Martine VALO

Journaliste au « Monde » (service Planète).

L'eau à l'épreuve des changements climatiques

Lorsque les scientifiques évoquent le réchauffement de la planète, il ne s'agit pas seulement de l'augmentation de la température à la surface de la terre, mais aussi des modifications de l'océan. Sous l'effet de la chaleur qu'il absorbe, celui-ci se dilate, ce qui provoque une montée des eaux. Ce phénomène influence en fait tout le cycle hydrique de la planète, du débit des fleuves aux régimes de précipitation.

Il n'y a guère eu de neige à Noël 2015. Avec 22 °C à New York, 2 °C au pôle Nord, ce réveillon à la douceur printanière a de quoi nous interpeller. Selon l'Agence océanique et atmosphérique américaine (NOAA), l'année écoulée a été la plus chaude sur cette planète depuis les premiers relevés météorologiques, en 1880. Le problème, c'est que ces performances la placent devant 2014, 2010, 2013, 2005 et 2009, déjà classées comme exceptionnelles.

« Le réchauffement du système climatique est sans équivoque et, depuis les années 1950, beaucoup de changements observés sont sans précédent depuis des décennies, voire des millénaires.
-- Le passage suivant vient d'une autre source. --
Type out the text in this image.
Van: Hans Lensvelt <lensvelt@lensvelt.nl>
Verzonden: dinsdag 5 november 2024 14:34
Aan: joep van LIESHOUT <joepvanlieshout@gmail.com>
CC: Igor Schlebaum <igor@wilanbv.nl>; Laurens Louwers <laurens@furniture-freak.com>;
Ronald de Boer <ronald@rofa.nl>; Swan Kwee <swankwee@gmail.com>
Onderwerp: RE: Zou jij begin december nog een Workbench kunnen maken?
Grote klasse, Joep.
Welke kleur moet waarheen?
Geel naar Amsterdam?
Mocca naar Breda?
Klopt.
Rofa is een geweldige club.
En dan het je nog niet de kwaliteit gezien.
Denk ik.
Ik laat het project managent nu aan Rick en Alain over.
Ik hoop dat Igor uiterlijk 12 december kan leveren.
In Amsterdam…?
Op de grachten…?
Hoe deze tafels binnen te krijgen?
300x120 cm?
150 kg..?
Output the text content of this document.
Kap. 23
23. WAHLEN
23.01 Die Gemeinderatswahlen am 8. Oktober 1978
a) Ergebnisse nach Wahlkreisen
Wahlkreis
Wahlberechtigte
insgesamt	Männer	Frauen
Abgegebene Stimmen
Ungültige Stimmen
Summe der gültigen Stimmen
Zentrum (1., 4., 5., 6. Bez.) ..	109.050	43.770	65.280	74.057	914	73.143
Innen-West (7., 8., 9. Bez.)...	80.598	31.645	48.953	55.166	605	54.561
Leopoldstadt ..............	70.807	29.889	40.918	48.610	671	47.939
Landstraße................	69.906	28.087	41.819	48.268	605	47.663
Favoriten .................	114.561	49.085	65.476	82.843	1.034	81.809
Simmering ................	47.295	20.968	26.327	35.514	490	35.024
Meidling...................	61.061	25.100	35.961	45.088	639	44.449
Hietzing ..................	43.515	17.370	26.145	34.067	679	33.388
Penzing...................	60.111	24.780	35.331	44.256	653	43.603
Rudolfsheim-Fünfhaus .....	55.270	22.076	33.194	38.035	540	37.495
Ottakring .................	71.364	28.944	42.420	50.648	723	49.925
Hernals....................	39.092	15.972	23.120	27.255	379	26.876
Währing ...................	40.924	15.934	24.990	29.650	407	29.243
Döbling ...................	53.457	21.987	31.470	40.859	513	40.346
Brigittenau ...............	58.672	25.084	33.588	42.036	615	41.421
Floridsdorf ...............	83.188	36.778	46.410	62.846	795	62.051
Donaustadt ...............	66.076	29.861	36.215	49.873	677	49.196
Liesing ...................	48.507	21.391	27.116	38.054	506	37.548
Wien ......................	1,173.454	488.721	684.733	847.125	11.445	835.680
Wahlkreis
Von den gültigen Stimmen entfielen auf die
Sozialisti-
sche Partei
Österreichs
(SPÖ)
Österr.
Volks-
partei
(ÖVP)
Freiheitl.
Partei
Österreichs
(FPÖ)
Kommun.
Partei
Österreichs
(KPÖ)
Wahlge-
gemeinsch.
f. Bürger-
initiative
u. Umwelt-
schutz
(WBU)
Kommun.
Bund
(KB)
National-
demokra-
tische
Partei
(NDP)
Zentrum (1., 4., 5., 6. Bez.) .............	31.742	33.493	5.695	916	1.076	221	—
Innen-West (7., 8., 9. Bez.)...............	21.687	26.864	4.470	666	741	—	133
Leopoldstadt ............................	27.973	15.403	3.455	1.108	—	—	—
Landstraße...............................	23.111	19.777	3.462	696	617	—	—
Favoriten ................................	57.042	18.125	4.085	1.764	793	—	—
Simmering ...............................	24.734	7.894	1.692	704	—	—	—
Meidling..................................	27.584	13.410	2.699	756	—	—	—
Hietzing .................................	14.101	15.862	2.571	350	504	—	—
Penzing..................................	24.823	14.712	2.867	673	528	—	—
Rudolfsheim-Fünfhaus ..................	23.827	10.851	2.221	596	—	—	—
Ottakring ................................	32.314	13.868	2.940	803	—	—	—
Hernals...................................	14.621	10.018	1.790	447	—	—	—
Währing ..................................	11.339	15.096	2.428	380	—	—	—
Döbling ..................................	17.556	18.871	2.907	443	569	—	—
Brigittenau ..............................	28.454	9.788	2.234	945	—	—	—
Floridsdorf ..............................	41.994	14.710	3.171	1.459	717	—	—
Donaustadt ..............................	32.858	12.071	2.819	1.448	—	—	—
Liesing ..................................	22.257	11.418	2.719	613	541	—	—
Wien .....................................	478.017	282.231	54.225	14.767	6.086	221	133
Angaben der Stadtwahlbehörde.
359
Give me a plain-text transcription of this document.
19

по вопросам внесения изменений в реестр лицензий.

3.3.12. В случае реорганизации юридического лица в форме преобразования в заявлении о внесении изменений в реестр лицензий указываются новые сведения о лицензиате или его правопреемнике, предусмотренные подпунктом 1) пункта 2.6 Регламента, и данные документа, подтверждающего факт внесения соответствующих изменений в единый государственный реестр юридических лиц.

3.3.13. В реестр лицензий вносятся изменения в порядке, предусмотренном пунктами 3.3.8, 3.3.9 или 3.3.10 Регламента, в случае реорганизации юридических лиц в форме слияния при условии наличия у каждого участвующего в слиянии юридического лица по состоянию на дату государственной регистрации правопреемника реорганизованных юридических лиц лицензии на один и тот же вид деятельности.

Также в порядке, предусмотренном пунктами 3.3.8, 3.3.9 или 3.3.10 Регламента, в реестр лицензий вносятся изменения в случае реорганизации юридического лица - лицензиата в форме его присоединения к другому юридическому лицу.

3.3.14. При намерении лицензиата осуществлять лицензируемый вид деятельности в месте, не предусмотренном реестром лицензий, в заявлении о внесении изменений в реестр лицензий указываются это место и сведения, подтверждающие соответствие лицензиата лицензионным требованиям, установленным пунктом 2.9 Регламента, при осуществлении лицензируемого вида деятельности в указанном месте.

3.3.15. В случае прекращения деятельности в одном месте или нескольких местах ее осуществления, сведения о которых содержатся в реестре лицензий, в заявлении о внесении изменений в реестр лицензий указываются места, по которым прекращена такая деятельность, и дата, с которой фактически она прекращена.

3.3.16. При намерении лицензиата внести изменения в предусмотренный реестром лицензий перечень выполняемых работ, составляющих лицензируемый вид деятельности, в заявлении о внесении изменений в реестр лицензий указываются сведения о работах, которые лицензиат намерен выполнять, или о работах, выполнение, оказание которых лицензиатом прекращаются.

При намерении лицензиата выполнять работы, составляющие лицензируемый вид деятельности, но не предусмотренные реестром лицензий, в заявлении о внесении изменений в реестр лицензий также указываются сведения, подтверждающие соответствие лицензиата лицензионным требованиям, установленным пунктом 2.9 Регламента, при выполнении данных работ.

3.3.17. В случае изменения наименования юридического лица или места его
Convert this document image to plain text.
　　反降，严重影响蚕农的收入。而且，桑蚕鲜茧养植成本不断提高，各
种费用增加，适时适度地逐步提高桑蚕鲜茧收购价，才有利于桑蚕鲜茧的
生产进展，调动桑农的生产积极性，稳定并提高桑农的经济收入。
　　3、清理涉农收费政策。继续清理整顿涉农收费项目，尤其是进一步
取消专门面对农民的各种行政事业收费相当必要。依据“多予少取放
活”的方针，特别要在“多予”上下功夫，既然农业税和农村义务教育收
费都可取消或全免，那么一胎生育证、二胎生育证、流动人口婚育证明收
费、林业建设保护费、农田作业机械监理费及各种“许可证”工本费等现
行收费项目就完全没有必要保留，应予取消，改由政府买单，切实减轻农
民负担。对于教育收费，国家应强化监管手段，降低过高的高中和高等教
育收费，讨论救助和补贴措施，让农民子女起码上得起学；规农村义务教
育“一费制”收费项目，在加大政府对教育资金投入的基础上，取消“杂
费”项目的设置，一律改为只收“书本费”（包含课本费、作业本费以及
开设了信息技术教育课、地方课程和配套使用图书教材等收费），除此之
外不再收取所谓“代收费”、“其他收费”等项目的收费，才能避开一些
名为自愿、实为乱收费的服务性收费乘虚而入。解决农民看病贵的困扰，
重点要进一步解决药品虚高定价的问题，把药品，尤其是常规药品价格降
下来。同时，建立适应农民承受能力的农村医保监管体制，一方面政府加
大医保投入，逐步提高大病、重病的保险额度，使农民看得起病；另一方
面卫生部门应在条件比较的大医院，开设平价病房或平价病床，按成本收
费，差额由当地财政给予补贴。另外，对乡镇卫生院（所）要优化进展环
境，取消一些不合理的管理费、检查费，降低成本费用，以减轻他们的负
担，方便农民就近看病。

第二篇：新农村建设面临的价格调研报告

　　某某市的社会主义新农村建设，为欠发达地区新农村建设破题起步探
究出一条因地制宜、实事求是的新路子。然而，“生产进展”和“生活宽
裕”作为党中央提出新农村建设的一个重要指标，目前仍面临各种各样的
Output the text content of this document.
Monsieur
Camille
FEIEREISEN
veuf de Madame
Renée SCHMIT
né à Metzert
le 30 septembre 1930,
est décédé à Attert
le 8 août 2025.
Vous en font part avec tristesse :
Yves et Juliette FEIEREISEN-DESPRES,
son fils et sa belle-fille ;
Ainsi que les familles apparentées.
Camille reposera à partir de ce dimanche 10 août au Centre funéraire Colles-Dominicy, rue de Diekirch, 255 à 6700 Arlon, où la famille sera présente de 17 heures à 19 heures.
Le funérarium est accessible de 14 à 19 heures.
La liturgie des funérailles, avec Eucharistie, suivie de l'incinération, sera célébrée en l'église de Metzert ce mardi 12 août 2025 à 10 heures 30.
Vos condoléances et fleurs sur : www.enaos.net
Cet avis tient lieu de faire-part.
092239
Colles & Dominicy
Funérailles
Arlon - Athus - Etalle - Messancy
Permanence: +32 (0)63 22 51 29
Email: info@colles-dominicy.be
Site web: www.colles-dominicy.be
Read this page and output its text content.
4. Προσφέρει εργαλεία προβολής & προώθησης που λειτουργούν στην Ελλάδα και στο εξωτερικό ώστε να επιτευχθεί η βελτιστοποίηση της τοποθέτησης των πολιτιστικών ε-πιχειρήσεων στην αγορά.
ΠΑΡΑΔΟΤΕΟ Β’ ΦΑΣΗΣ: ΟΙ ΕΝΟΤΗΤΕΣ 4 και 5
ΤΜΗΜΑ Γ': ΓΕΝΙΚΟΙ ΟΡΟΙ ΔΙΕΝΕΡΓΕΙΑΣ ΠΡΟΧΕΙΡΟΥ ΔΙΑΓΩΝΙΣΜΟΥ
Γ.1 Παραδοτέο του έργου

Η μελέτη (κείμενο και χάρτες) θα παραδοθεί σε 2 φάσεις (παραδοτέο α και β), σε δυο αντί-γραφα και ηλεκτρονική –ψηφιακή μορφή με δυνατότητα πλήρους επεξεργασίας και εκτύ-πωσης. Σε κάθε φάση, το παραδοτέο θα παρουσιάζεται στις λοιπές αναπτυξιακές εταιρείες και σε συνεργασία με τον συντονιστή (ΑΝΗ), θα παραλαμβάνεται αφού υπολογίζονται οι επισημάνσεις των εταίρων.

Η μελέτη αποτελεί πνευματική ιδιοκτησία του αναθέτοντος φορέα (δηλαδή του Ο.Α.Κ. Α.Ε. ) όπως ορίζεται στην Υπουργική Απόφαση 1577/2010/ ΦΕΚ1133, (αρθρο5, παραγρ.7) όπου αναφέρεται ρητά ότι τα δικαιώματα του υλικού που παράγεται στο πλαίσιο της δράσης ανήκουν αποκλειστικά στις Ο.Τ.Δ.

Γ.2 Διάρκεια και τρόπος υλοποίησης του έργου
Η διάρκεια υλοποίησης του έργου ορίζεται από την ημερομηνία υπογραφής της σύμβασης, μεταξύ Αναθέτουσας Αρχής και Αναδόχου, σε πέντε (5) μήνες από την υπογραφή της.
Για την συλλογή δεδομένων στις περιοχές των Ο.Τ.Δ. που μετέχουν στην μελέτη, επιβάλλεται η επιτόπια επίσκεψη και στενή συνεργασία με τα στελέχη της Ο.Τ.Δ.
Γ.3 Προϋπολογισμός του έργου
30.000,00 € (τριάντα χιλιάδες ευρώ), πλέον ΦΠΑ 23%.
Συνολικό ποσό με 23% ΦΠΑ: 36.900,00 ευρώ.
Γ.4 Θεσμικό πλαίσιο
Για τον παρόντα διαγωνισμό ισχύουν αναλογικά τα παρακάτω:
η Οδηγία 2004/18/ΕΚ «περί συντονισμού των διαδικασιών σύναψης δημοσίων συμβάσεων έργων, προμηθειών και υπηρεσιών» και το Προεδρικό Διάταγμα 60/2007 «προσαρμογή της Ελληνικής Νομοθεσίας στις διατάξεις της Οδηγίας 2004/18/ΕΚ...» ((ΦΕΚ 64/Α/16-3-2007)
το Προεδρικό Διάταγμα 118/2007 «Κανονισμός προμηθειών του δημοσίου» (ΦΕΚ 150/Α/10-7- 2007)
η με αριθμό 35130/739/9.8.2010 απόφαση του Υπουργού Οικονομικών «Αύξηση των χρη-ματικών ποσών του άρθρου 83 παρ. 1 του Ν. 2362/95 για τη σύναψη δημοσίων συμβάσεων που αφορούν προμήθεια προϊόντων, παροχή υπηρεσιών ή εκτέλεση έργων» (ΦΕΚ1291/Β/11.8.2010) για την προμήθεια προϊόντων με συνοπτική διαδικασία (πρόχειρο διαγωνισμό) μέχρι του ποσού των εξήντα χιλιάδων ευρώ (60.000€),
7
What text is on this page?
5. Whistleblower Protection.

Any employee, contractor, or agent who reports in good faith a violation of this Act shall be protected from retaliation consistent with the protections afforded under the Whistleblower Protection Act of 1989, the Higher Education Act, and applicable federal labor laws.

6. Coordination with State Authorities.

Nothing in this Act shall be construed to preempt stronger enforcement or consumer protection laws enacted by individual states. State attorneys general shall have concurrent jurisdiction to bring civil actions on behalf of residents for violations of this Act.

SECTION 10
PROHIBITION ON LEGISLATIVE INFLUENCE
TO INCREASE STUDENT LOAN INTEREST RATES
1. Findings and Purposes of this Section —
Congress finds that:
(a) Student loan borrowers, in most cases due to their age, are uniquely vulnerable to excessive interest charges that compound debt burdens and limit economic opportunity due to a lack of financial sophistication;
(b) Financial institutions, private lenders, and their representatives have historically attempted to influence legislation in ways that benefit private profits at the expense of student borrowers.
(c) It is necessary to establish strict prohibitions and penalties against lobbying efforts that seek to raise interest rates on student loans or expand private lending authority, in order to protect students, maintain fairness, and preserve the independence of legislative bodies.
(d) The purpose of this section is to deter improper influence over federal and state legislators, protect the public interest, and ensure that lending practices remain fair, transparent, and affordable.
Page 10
L'atmosphère et l'océan se sont réchauffés, la couverture de neige et de glace a diminué, et le niveau des mers s'est élevé », constatent sans ambiguïté les scientifiques du Groupe d'experts intergouvernemental sur l'évolution du climat (Giec) dans leur cinquième rapport d'évaluation, rendu en 2014. Les évolutions qui s'annoncent vont avoir des conséquences pour l'ensemble des écosystèmes. Si elles ne nous apparaissent pas encore toutes, les catastrophes qui se sont enchaînées en 2015 nous laissent entrevoir ce que peut être la violence des éléments sous l'effet du réchauffement.

Au moins vingt-cinq tempêtes tropicales majeures ont sévi dans le Pacifique, dont l'ouragan Patricia - le plus violent jamais observé dans le Pacifique nord-est - sur les côtes du Mexique et le cyclone Pam qui a dévasté l'archipel du Vanuatu. Or ces phénomènes se déclenchent en fonction de la température des couches superficielles de l'océan. La fréquence et l'intensité des événements extrêmes ont augmenté selon une répartition inégale dans le monde, observe le Giec, qui pronostique une accentuation « probable » à l'avenir.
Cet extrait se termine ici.